Os argumentos utilizados por Dino são os mesmos do despacho anterior. O ministro reforça que a votação em bloco dos 87 requerimentos violou o devido processo legal. “Como equivocadamente houve a votação ‘em globo’ em um único momento na Sessão do dia 26 de fevereiro de 2026, é impossível (inclusive em face do princípio lógico da não contradição) que o referido ato seja nulo para alguns e válido para outros”, escreveu.
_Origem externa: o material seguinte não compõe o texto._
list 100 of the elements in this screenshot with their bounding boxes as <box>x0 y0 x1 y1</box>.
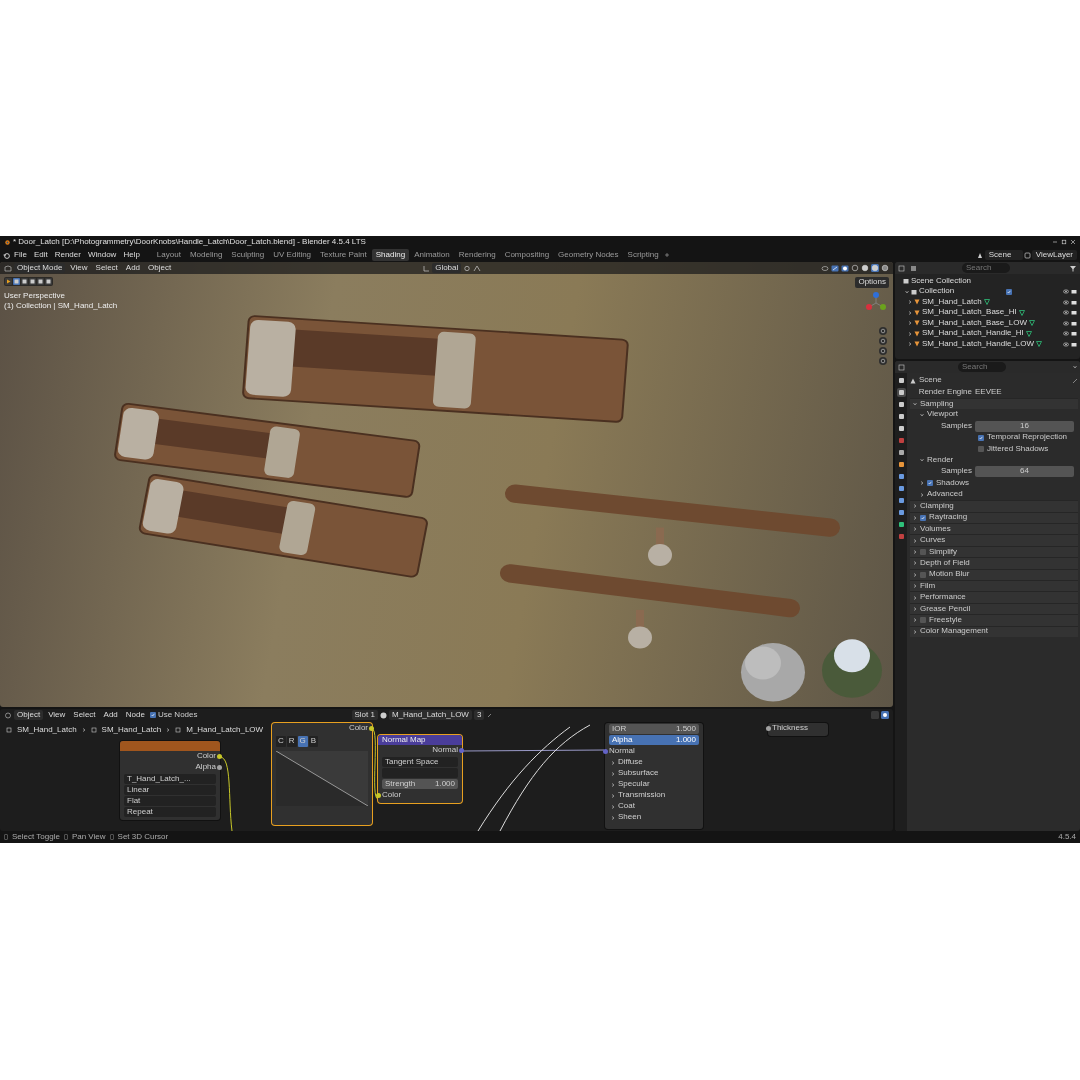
strength-field[interactable]: Strength 1.000 <box>382 779 458 789</box>
search-field[interactable]: Search <box>962 263 1010 273</box>
cursor-tool-icon[interactable] <box>5 278 12 285</box>
checkbox[interactable] <box>978 434 984 441</box>
menu-item[interactable]: Add <box>122 262 144 274</box>
expand-icon[interactable] <box>913 584 917 589</box>
select-mode-icon[interactable] <box>37 278 44 285</box>
properties-tab[interactable] <box>896 412 906 421</box>
search-field[interactable]: Search <box>958 362 1006 372</box>
workspace-tab[interactable]: Sculpting <box>227 248 269 262</box>
checkbox[interactable] <box>149 712 156 718</box>
uv-map-field[interactable] <box>382 768 458 778</box>
checkbox[interactable] <box>920 617 926 624</box>
breadcrumb[interactable]: SM_Hand_Latch <box>17 726 77 735</box>
socket[interactable] <box>459 748 464 753</box>
panel-label[interactable]: Coat <box>618 802 635 811</box>
workspace-tab[interactable]: Layout <box>152 248 185 262</box>
shading-mode-icon[interactable] <box>881 264 889 272</box>
pin-icon[interactable] <box>1072 377 1078 384</box>
eye-icon[interactable] <box>1063 320 1069 326</box>
socket[interactable] <box>369 726 374 731</box>
workspace-tab[interactable]: Animation <box>410 248 454 262</box>
panel-label[interactable]: Diffuse <box>618 758 643 767</box>
panel-header[interactable]: Clamping <box>920 502 954 511</box>
panel-header[interactable]: Curves <box>920 536 946 546</box>
node-panel[interactable]: Normal Map Normal Tangent Space Strength 1.000 Color <box>378 735 462 803</box>
panel-header[interactable]: Simplify <box>929 547 957 557</box>
properties-tab[interactable] <box>896 388 906 397</box>
outliner-row[interactable]: Collection <box>895 286 1080 297</box>
plus-icon[interactable] <box>663 252 670 258</box>
shading-mode-icon[interactable] <box>851 264 859 272</box>
eye-icon[interactable] <box>1063 341 1069 347</box>
expand-icon[interactable] <box>920 481 924 486</box>
mode-dropdown[interactable]: Object Mode <box>14 262 66 274</box>
socket[interactable] <box>217 765 222 770</box>
orientation-dropdown[interactable]: Global <box>432 262 462 274</box>
curve-graph-drawing[interactable] <box>276 750 368 806</box>
view-layer-field[interactable]: ViewLayer <box>1031 249 1077 261</box>
scene-icon[interactable] <box>976 251 984 259</box>
value-field[interactable]: Alpha 1.000 <box>609 735 699 745</box>
properties-tab[interactable] <box>896 376 906 385</box>
chevron-icon[interactable] <box>611 804 615 809</box>
properties-tab[interactable] <box>896 424 906 433</box>
panel-label[interactable]: Specular <box>618 780 650 789</box>
select-mode-icon[interactable] <box>13 278 20 285</box>
expand-icon[interactable] <box>913 572 917 577</box>
properties-tab[interactable] <box>896 448 906 457</box>
properties-tab[interactable] <box>896 400 906 409</box>
chevron-icon[interactable] <box>611 771 615 776</box>
chevron-icon[interactable] <box>611 760 615 765</box>
pin-icon[interactable] <box>486 711 494 719</box>
overlay-icon[interactable] <box>881 711 889 719</box>
viewport[interactable]: Object Mode View Select Add Object Global User Perspective (1) Collection | SM_Hand_Latch Options <box>0 262 893 707</box>
node-header[interactable] <box>120 741 220 751</box>
socket[interactable] <box>766 726 771 731</box>
eye-icon[interactable] <box>1063 289 1069 295</box>
properties-tab[interactable] <box>896 520 906 529</box>
menu-item[interactable]: Add <box>100 709 121 721</box>
breadcrumb-separator-icon[interactable] <box>81 728 86 733</box>
workspace-tab[interactable]: Rendering <box>454 248 500 262</box>
menu-item[interactable]: Render <box>51 249 84 261</box>
socket[interactable] <box>376 793 381 798</box>
number-field[interactable]: 16 <box>975 420 1074 432</box>
expand-icon[interactable] <box>913 527 917 532</box>
expand-icon[interactable] <box>908 342 912 347</box>
select-mode-icon[interactable] <box>29 278 36 285</box>
menu-item[interactable]: Edit <box>30 249 51 261</box>
dropdown[interactable]: Flat <box>124 796 216 806</box>
node-panel[interactable]: Color Alpha T_Hand_Latch_... Linear Flat Repeat <box>120 741 220 820</box>
eye-icon[interactable] <box>1063 331 1069 337</box>
menu-item[interactable]: Help <box>120 249 143 261</box>
channel-button[interactable]: B <box>308 736 319 747</box>
outliner-row[interactable]: SM_Hand_Latch <box>895 297 1080 308</box>
menu-item[interactable]: View <box>45 709 69 721</box>
expand-icon[interactable] <box>913 607 917 611</box>
node-editor-canvas[interactable] <box>0 709 893 831</box>
properties-tab[interactable] <box>896 460 906 469</box>
menu-item[interactable]: View <box>67 262 91 274</box>
dropdown-icon[interactable] <box>1073 365 1077 369</box>
checkbox[interactable] <box>920 549 926 556</box>
outliner-row[interactable]: SM_Hand_Latch_Handle_LOW <box>895 339 1080 350</box>
panel-label[interactable]: Subsurface <box>618 769 659 778</box>
value-field[interactable]: IOR 1.500 <box>609 724 699 734</box>
display-mode-icon[interactable] <box>910 264 919 272</box>
outliner-row[interactable]: SM_Hand_Latch_Base_HI <box>895 307 1080 318</box>
select-mode-icon[interactable] <box>21 278 28 285</box>
close-icon[interactable] <box>1070 239 1076 245</box>
expand-icon[interactable] <box>913 629 917 634</box>
workspace-tab[interactable]: Shading <box>371 248 410 262</box>
eye-icon[interactable] <box>1063 310 1069 316</box>
expand-icon[interactable] <box>913 504 917 509</box>
workspace-tab[interactable]: Modeling <box>185 248 227 262</box>
overlay-icon[interactable] <box>841 264 849 272</box>
minimize-icon[interactable] <box>1052 239 1058 245</box>
pivot-icon[interactable] <box>463 264 472 272</box>
number-field[interactable]: 64 <box>975 466 1074 478</box>
properties-tab[interactable] <box>896 496 906 505</box>
workspace-tab[interactable]: Scripting <box>623 248 663 262</box>
panel-header[interactable]: Advanced <box>927 490 963 499</box>
expand-icon[interactable] <box>920 492 924 497</box>
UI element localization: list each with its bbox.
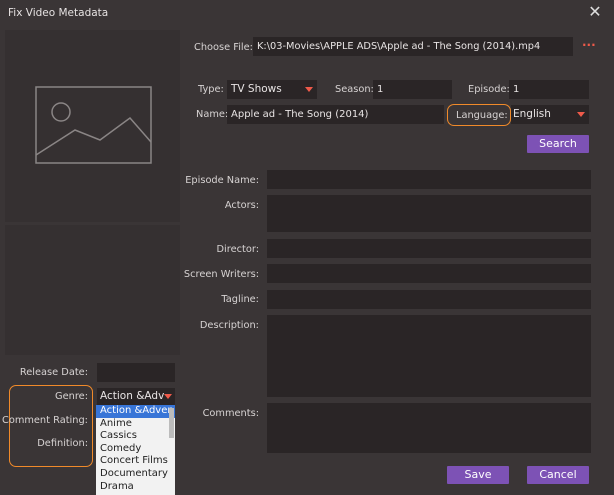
genre-option[interactable]: Drama <box>96 481 175 494</box>
search-button[interactable]: Search <box>527 135 589 153</box>
season-field[interactable]: 1 <box>373 80 452 99</box>
release-date-label: Release Date: <box>19 367 88 378</box>
genre-option[interactable]: Comedy <box>96 443 175 456</box>
language-value: English <box>513 108 551 120</box>
close-icon[interactable]: ✕ <box>586 3 604 21</box>
genre-dropdown[interactable]: Action &Adv <box>97 388 175 405</box>
save-button[interactable]: Save <box>447 466 509 484</box>
release-date-field[interactable] <box>97 363 175 382</box>
file-path-text: K:\03-Movies\APPLE ADS\Apple ad - The So… <box>257 41 541 52</box>
actors-field[interactable] <box>267 195 591 232</box>
name-field[interactable]: Apple ad - The Song (2014) <box>227 105 444 124</box>
definition-label: Definition: <box>37 438 88 449</box>
browse-icon[interactable]: ··· <box>582 38 596 52</box>
thumbnail-panel <box>5 30 180 222</box>
secondary-panel <box>5 225 180 355</box>
screen-writers-label: Screen Writers: <box>183 269 259 280</box>
comment-rating-label: Comment Rating: <box>1 415 88 426</box>
episode-name-field[interactable] <box>267 170 591 189</box>
episode-label: Episode: <box>468 84 510 95</box>
director-label: Director: <box>216 244 259 255</box>
screen-writers-field[interactable] <box>267 264 591 283</box>
genre-option[interactable]: Anime <box>96 418 175 431</box>
file-path-field[interactable]: K:\03-Movies\APPLE ADS\Apple ad - The So… <box>253 37 573 56</box>
language-dropdown[interactable]: English <box>511 105 589 124</box>
list-scrollbar[interactable] <box>169 408 174 438</box>
language-dropdown-arrow-icon[interactable] <box>577 112 585 117</box>
name-label: Name: <box>196 109 229 120</box>
description-field[interactable] <box>267 315 591 397</box>
director-field[interactable] <box>267 239 591 258</box>
genre-option[interactable]: Action &Adven <box>96 405 175 418</box>
genre-option[interactable]: Concert Films <box>96 455 175 468</box>
genre-option[interactable]: Documentary <box>96 468 175 481</box>
genre-options-list[interactable]: Action &Adven Anime Cassics Comedy Conce… <box>96 405 175 495</box>
type-value: TV Shows <box>231 83 282 95</box>
type-label: Type: <box>198 84 224 95</box>
name-value: Apple ad - The Song (2014) <box>231 109 369 120</box>
episode-name-label: Episode Name: <box>185 175 259 186</box>
tagline-field[interactable] <box>267 290 591 309</box>
description-label: Description: <box>199 320 259 331</box>
episode-value: 1 <box>513 84 520 95</box>
genre-option[interactable]: Cassics <box>96 430 175 443</box>
genre-dropdown-arrow-icon[interactable] <box>164 394 172 399</box>
cancel-button[interactable]: Cancel <box>527 466 589 484</box>
window-title: Fix Video Metadata <box>8 7 109 19</box>
genre-value: Action &Adv <box>100 390 165 402</box>
season-value: 1 <box>377 84 384 95</box>
choose-file-label: Choose File: <box>194 42 253 53</box>
language-label: Language: <box>456 110 508 121</box>
image-placeholder-icon <box>35 86 152 164</box>
genre-label: Genre: <box>55 391 88 402</box>
comments-field[interactable] <box>267 403 591 453</box>
episode-field[interactable]: 1 <box>509 80 589 99</box>
comments-label: Comments: <box>202 408 259 419</box>
actors-label: Actors: <box>224 200 259 211</box>
tagline-label: Tagline: <box>221 294 259 305</box>
type-dropdown[interactable]: TV Shows <box>227 80 317 99</box>
season-label: Season: <box>335 84 374 95</box>
type-dropdown-arrow-icon[interactable] <box>305 87 313 92</box>
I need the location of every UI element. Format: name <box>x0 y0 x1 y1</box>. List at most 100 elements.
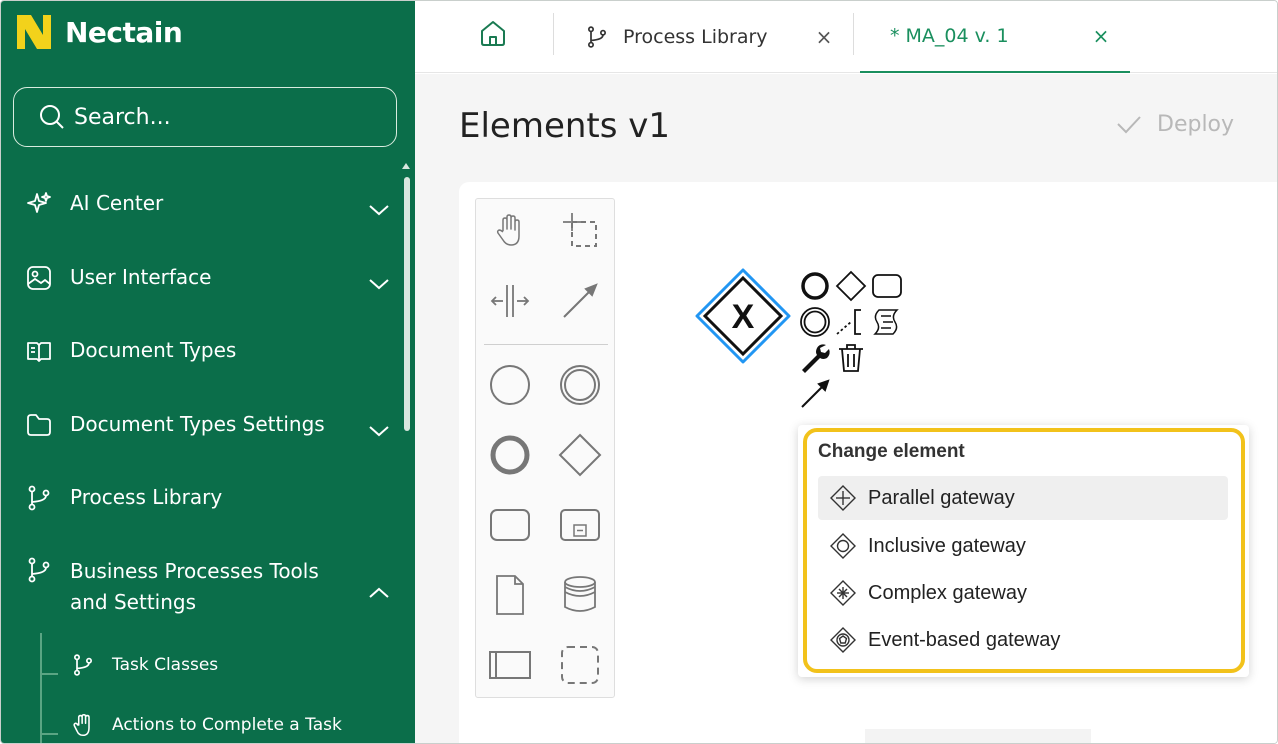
git-branch-icon <box>588 26 606 48</box>
exclusive-gateway[interactable]: X <box>695 268 791 364</box>
pool-icon <box>489 651 531 679</box>
delete-element[interactable] <box>835 342 867 374</box>
sidebar-item-document-types[interactable]: Document Types <box>25 335 395 366</box>
sidebar-item-label: Document Types <box>70 338 237 362</box>
scroll-up-arrow-icon[interactable] <box>402 163 410 169</box>
deploy-button[interactable]: Deploy <box>1115 110 1234 138</box>
sparkle-icon <box>25 190 53 218</box>
option-label: Event-based gateway <box>868 628 1061 651</box>
append-task[interactable] <box>871 270 903 302</box>
checkmark-icon <box>1117 116 1141 134</box>
sidebar-item-label: Process Library <box>70 485 223 509</box>
nectain-logo-icon <box>17 15 51 49</box>
lasso-tool[interactable] <box>558 209 602 253</box>
subprocess-icon <box>560 509 600 541</box>
sidebar-subitem-label: Actions to Complete a Task <box>112 715 342 735</box>
sidebar-item-business-processes[interactable]: Business Processes Tools and Settings <box>25 556 395 618</box>
chevron-down-icon[interactable] <box>367 419 391 443</box>
complex-gateway-icon <box>830 580 856 606</box>
inclusive-gateway-option[interactable]: Inclusive gateway <box>818 524 1228 568</box>
close-icon[interactable]: × <box>1093 24 1110 48</box>
data-object-tool[interactable] <box>488 573 532 617</box>
image-icon <box>25 264 53 292</box>
hand-icon <box>73 713 90 737</box>
event-based-gateway-option[interactable]: Event-based gateway <box>818 618 1228 662</box>
intermediate-event-tool[interactable] <box>558 363 602 407</box>
tree-branch <box>40 673 58 675</box>
change-element-popup: Change element Parallel gateway Inclusiv… <box>798 425 1249 677</box>
parallel-gateway-icon <box>830 485 856 511</box>
data-store-icon <box>564 576 596 612</box>
status-hint <box>865 729 1091 743</box>
sidebar-item-document-types-settings[interactable]: Document Types Settings <box>25 409 395 440</box>
task-icon <box>490 509 530 541</box>
append-gateway[interactable] <box>835 270 867 302</box>
tab-process-library[interactable]: Process Library × <box>585 1 835 73</box>
space-tool-icon <box>490 285 530 317</box>
chevron-up-icon[interactable] <box>367 581 391 605</box>
complex-gateway-option[interactable]: Complex gateway <box>818 571 1228 615</box>
tree-connector <box>40 633 42 743</box>
option-label: Inclusive gateway <box>868 534 1026 557</box>
group-icon <box>561 646 599 684</box>
gateway-icon <box>835 270 867 302</box>
trash-icon <box>839 344 863 372</box>
connect-element[interactable] <box>799 378 831 410</box>
pool-tool[interactable] <box>488 643 532 687</box>
append-end-event[interactable] <box>799 270 831 302</box>
start-event-tool[interactable] <box>488 363 532 407</box>
tab-ma04[interactable]: * MA_04 v. 1 × <box>860 1 1130 73</box>
space-tool[interactable] <box>488 279 532 323</box>
sidebar-subitem-task-classes[interactable]: Task Classes <box>71 653 218 677</box>
sidebar-item-label: User Interface <box>70 265 212 289</box>
search-input[interactable] <box>74 104 374 130</box>
close-icon[interactable]: × <box>816 25 833 49</box>
git-branch-icon <box>25 484 53 512</box>
book-icon <box>25 337 53 365</box>
lasso-tool-icon <box>563 213 597 247</box>
tab-separator <box>553 13 554 55</box>
tree-branch <box>40 733 58 735</box>
logo[interactable]: Nectain <box>17 15 183 49</box>
sidebar-item-ai-center[interactable]: AI Center <box>25 188 395 219</box>
tab-label: Process Library <box>623 26 768 48</box>
event-based-gateway-icon <box>830 627 856 653</box>
parallel-gateway-option[interactable]: Parallel gateway <box>818 476 1228 520</box>
change-to-script[interactable] <box>871 306 903 338</box>
folder-icon <box>25 411 53 439</box>
chevron-down-icon[interactable] <box>367 198 391 222</box>
chevron-down-icon[interactable] <box>367 272 391 296</box>
sidebar-item-process-library[interactable]: Process Library <box>25 482 395 513</box>
subprocess-tool[interactable] <box>558 503 602 547</box>
home-icon[interactable] <box>479 19 507 47</box>
option-label: Complex gateway <box>868 581 1027 604</box>
git-branch-icon <box>25 556 53 584</box>
arrow-icon <box>801 379 830 408</box>
sidebar-scrollbar-thumb[interactable] <box>404 177 410 431</box>
arrow-icon <box>563 283 598 318</box>
group-tool[interactable] <box>558 643 602 687</box>
append-intermediate-event[interactable] <box>799 306 831 338</box>
data-store-tool[interactable] <box>558 573 602 617</box>
deploy-label: Deploy <box>1157 111 1235 137</box>
data-object-icon <box>496 575 524 615</box>
sidebar-item-user-interface[interactable]: User Interface <box>25 262 395 293</box>
end-event-tool[interactable] <box>488 433 532 477</box>
inclusive-gateway-icon <box>830 533 856 559</box>
change-type[interactable] <box>799 342 831 374</box>
append-text-annotation[interactable] <box>835 306 867 338</box>
task-tool[interactable] <box>488 503 532 547</box>
tab-label: * MA_04 v. 1 <box>890 25 1009 47</box>
search-box[interactable] <box>13 87 397 147</box>
brand-name: Nectain <box>65 15 183 49</box>
sidebar-subitem-actions[interactable]: Actions to Complete a Task <box>71 713 342 737</box>
gateway-tool[interactable] <box>558 433 602 477</box>
intermediate-event-icon <box>800 307 830 337</box>
hand-tool[interactable] <box>488 209 532 253</box>
tool-palette <box>475 198 615 698</box>
hand-tool-icon <box>496 214 520 246</box>
sidebar: Nectain AI Center <box>1 1 415 743</box>
connect-tool[interactable] <box>558 279 602 323</box>
intermediate-event-icon <box>560 365 600 405</box>
sidebar-item-label: AI Center <box>70 191 164 215</box>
Na avaliação do ministro, manter parcialmente a votação geraria insegurança jurídica e “intermináveis debates” nas esferas administrativa e judicial, podendo levar à invalidação de provas obtidas pela comissão. Dino determina que a CPMI, caso deseje, realize uma nova votação, de forma individual e motivada, para cada um dos alvos atingidos pela deliberação conjunta.
Em sua decisão, o ministro faz ainda uma crítica à condução dos trabalhos da comissão parlamentar de inquérito. “Afinal, ninguém deseja que uma investigação parlamentar de tamanho relevo se transforme apenas em vídeos de internet, úteis em campanhas políticas e eleitorais, mas destituídos de validade na perspectiva jurídica”, afirmou Dino.
A ampliação da decisão ocorre após a defesa de Fábio Luís Lula da Silva ter ingressado com um pedido de extensão dos efeitos do primeiro despacho, que beneficiava apenas Roberta Luchsinger. Aliados do presidente Lula avaliaram, nos últimos dias, que a redação inicial da decisão representou um erro estratégico do ministro, por não abarcar de imediato todos os investigados atingidos pela votação em bloco, o que poderia expô-lo a um desgaste político ao ter que analisar especificamente o caso do filho de quem o indicou para a Corte.